I would also consider if the problem gives warnings in the hour or so before the freeze actually happens. I would also check if somebody is doing some automated process at or about the time of the freeze. I would also hook up one or more network sniffers to the applicabale network connections to monitor traffic to/from the node (Wireshark, the successor to Ethereal, is available as a free download, so having multiple monitors should not be a problem)_.

- Bob Gezelter, http://www.rlgsc.com
Volker Halle
Honored Contributor

Re: Problem with Cluster

Vladimir,

if there is nothing in OPERATOR.LOG, please also watch the console terminal for any messages (Mount-verification ?)

If you don't get a $ prompt, you're likely to hit the RESTART button to reboot your system. Try HALT button and >>> CRASH instead. It will take some time to write the dump, but that will probably be the only way to find out what's wrong.

Try logging in using Username: xxx/NOCOMMAND to skip your login-procedures, they may hang due to some problem.

Try to keep a terminal logged in before 09:00 AM to be able to look around once the problem hits.

Volker.
Andy Bustamante
Honored Contributor

Re: Problem with Cluster


Are there any console messages displayed? Assuming a quorum disk, is there any production I/O on the quorum disk?

You state gigabit ethernet cluster interconnect, is this dedicated to cluster traffic or does it share application traffic and cluster traffic?

There was a similiar behavior with 7.3-2 and TCPIP 5.4 corrected in ECO4 if I recall correctly.
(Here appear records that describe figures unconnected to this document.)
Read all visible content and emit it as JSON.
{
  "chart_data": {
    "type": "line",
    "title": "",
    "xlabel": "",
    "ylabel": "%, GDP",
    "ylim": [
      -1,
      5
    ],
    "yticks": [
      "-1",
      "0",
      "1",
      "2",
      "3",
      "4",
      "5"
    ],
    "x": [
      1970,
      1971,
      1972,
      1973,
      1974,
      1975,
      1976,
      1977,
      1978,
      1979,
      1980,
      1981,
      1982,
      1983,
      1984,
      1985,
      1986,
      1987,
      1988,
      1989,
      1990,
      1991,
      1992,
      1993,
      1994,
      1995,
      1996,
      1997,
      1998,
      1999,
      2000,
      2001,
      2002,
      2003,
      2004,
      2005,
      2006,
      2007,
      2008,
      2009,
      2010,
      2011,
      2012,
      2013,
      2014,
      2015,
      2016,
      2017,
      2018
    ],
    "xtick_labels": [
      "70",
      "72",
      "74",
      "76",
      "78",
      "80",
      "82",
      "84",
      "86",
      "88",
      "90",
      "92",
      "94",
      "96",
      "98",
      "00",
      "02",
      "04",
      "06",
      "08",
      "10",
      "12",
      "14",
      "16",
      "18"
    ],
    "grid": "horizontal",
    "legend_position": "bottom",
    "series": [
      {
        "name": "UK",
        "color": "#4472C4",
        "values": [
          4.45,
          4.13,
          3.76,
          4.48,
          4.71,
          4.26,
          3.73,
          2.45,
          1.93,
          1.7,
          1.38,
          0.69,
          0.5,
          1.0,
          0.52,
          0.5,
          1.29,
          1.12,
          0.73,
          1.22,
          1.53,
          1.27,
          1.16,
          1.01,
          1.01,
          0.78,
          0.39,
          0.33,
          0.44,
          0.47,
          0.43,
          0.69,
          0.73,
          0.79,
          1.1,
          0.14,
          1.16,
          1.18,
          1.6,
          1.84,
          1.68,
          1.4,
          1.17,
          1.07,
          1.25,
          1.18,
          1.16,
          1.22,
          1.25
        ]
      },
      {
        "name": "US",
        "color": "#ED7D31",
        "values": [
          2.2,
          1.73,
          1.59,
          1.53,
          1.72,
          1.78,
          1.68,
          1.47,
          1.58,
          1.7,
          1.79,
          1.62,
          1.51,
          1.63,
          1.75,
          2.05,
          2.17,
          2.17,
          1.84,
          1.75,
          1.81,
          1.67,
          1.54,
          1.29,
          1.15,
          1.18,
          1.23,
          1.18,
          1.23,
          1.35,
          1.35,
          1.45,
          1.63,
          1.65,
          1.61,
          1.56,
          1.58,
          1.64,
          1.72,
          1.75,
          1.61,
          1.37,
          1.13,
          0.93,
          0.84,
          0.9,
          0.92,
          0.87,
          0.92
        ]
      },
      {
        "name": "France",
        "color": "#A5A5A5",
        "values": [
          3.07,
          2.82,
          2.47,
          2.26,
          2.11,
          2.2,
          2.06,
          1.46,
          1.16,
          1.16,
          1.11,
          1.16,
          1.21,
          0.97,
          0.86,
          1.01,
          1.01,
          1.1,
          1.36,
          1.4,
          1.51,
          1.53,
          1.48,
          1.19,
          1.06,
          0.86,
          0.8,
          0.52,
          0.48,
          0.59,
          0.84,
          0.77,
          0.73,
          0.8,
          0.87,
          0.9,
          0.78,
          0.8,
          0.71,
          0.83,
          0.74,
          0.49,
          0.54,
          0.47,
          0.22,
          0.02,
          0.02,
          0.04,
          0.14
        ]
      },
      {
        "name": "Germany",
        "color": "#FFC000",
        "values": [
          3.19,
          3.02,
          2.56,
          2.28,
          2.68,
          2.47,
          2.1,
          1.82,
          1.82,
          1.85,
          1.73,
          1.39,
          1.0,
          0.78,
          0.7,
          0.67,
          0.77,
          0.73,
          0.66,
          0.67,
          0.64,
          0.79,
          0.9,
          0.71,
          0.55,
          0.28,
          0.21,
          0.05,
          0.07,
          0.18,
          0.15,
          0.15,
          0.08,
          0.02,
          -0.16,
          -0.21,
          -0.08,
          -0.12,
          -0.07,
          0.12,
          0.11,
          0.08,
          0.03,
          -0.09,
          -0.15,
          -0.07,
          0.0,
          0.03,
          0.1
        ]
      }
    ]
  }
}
Are you current with TCPIP ECOs? This may or may not be an issue in TCPIP 5.5 included with VMS 8.2.

Andy
If you don't have time to do it right, when will you have time to do it over? Reach me at first_name + "." + last_name at sysmanager net
Robert Gezelter
Honored Contributor

Re: Problem with Cluster

Vladimir,

Also consider opening a SYSMAN session on the other cluster node, with a SET ENVIRONMENT to the node that is failing.

I have seen situations where terminal sessions were useless, but the SYSMAN session remained usable.

- Bob Gezelter, http://www.rlgsc.com
Vladimir Fabecic
Honored Contributor

Re: Problem with Cluster

PING can be done. Telnet gives timeout. 'Reboot' is done with restart switch. Console terminal was not turned on so no messages.
I got these informations from customer.

Gigabit ethernet cluster interconnect is dedicated to cluster traffic. There is no production I/O on the quorum disk. All newest patches are installed including TCPIP 5.5 ECO1.
Tomorow I will do some monitoring as suggested by Valker and Bob.
If no other way I will force crash the day after.
Terminal will be connected to Reflection session so everithing will be logged.
I do not think it is Oracle problem because nothing has been changed in Oracle software.
Looks like a parameter (or quota) problem to me, but I will have much more informations tomorow.
Guys, thanks a lot for helping me.
In vino veritas, in VMS cluster
labadie_1
Honored Contributor

Re: Problem with Cluster

From the node still working, do a
sh sys/node=other, to see if you have many process in "interesting" states (rwxxx, mutex...).

As said before, try a
mc sysman set env/node=other
do any command

If a login fails after the username, this can mean pagedyn is too low.

Take a crash, you will have something to analyse

The best advice: install Amds or Availability Manager, you will have all the good data available to know what is going wrong.